Mehmet Naci Inci, the newly appointed acting rector at Bogazici University in Istanbul, on July 16 dismissed outspoken academic Can Candan after, on the same day, declining to approve autumn semester classes that were to be taught by dissident academic Feyzi Ercin, bianet reported.
The Erdogan regime felt predecessor rector Melih Bulu failed to carry out desired steps, an Erdoganist columnist wrote on July 16, citing unnamed sources.
Also on July 16, Inci sent an email to the academics at the university from the “Rectorate” account, announcing that he was officially a candidate for the permanent rectorship.
On July 15, Erdogan removed Bulu by presidential decree.
Bulu’s appointment as rector by presidential decree on January 1 sparked protests by students and academics that ran throughout his tenure.
"Terrorists" accusation
Turkish President Recep Tayyip Erdogan compared the student protesters with “terrorists” after uproar broke out over his appointment of Bulu.

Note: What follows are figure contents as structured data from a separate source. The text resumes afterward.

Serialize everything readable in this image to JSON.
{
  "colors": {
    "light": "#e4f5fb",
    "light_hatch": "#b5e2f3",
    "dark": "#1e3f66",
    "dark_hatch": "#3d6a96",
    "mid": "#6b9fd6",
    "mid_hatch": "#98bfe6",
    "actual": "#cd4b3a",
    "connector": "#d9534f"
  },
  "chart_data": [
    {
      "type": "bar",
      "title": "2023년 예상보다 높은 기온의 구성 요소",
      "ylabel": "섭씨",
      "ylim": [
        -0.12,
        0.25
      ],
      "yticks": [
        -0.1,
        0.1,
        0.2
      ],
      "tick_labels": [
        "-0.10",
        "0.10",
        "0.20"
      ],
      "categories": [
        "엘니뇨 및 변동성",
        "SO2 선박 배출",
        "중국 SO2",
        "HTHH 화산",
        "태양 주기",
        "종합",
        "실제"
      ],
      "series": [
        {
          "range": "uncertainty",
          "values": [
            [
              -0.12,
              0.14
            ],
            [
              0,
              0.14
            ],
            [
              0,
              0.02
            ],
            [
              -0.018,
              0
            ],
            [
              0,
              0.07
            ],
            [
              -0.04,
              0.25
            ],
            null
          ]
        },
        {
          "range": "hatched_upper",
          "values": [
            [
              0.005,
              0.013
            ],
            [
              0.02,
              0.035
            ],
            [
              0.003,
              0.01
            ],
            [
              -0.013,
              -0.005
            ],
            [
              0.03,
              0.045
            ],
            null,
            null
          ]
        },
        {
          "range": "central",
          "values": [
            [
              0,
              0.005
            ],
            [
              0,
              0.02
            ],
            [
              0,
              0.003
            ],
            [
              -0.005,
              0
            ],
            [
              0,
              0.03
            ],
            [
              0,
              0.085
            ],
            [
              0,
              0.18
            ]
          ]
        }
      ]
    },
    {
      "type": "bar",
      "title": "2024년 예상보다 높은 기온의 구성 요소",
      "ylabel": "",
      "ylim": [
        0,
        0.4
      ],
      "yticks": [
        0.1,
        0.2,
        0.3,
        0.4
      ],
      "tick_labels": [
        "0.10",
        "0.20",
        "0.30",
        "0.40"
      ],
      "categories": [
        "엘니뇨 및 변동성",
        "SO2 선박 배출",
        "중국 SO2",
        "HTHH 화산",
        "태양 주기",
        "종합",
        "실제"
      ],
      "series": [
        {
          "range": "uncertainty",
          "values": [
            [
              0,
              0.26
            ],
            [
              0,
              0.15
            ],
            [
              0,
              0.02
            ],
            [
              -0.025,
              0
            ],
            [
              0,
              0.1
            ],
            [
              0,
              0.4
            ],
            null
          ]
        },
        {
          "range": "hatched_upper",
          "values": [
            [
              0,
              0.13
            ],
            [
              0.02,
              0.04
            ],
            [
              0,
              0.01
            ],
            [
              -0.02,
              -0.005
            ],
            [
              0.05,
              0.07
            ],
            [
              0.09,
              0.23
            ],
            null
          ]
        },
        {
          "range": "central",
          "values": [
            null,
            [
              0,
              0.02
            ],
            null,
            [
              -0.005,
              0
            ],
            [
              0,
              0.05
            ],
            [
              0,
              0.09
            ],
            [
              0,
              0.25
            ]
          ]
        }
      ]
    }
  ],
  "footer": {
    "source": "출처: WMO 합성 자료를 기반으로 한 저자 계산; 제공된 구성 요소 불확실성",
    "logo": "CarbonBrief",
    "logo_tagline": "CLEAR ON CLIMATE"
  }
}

The demonstrators said the method of appointment was undemocratic and against the traditions of the university. Supporters of LGBTQ rights linked up with the movement with controversial protest materials that some critics said offended Islam. That prompted the interior minister, Suleyman Soylu, to refer to the demonstrators as “LGBT deviants”.

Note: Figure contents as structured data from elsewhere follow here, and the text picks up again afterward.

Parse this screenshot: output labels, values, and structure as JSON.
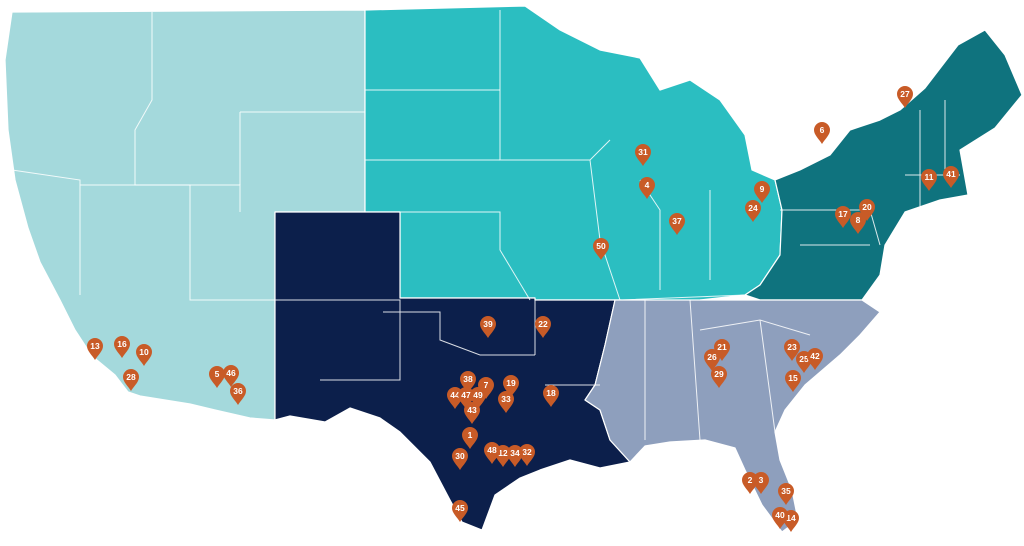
{
  "regions": [
    {
      "id": "west",
      "color": "#a4d9dc"
    },
    {
      "id": "midwest",
      "color": "#2bbec1"
    },
    {
      "id": "northeast",
      "color": "#0f737e"
    },
    {
      "id": "south-central",
      "color": "#0c1f4b"
    },
    {
      "id": "southeast",
      "color": "#8e9fbd"
    }
  ],
  "pin_color": "#c85b27",
  "pins": [
    {
      "label": "1"
    },
    {
      "label": "2"
    },
    {
      "label": "3"
    },
    {
      "label": "4"
    },
    {
      "label": "5"
    },
    {
      "label": "6"
    },
    {
      "label": "7"
    },
    {
      "label": "8"
    },
    {
      "label": "9"
    },
    {
      "label": "10"
    },
    {
      "label": "11"
    },
    {
      "label": "12"
    },
    {
      "label": "13"
    },
    {
      "label": "14"
    },
    {
      "label": "15"
    },
    {
      "label": "16"
    },
    {
      "label": "17"
    },
    {
      "label": "18"
    },
    {
      "label": "19"
    },
    {
      "label": "20"
    },
    {
      "label": "21"
    },
    {
      "label": "22"
    },
    {
      "label": "23"
    },
    {
      "label": "24"
    },
    {
      "label": "25"
    },
    {
      "label": "26"
    },
    {
      "label": "27"
    },
    {
      "label": "28"
    },
    {
      "label": "29"
    },
    {
      "label": "30"
    },
    {
      "label": "31"
    },
    {
      "label": "32"
    },
    {
      "label": "33"
    },
    {
      "label": "34"
    },
    {
      "label": "35"
    },
    {
      "label": "36"
    },
    {
      "label": "37"
    },
    {
      "label": "38"
    },
    {
      "label": "39"
    },
    {
      "label": "40"
    },
    {
      "label": "41"
    },
    {
      "label": "42"
    },
    {
      "label": "43"
    },
    {
      "label": "44"
    },
    {
      "label": "45"
    },
    {
      "label": "46"
    },
    {
      "label": "47"
    },
    {
      "label": "48"
    },
    {
      "label": "49"
    },
    {
      "label": "50"
    }
  ]
}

Bulu applied to be a candidate for Erdogan’s Justice and Development Party (AKP) in the 2015 parliamentary election. He was the first Bogazici rector chosen from outside a university since a military coup in Turkey in 1980, according to Bogazici faculty members.
It was a decree issued during the state of emergency imposed following the failed coup attempt against Erdogan in July 2016 that granted the president the authority to appoint university rectors.
Erdogan still retains emergency regime powers granted after the attempted putsch was foiled. Turkey’s parliament is set to vote on an omnibus bill that includes measures to extend those powers by three more years.
The powers include the right to dismiss public servants on suspicions of links to terror organisations and the power to hold terror-linked suspects in police custody for up to 12 days without charges.
“The draft bill does not provide any justification for this prolongation,” Ali Yildiz, a human rights lawyer based in Brussels, told Al-Monitor last week. “It is exactly the same provisions which were already extended in 2018." If passed, he said, they "will be in force until July 2024.”
He added, “I don't think the AKP government will ever abandon these powers.”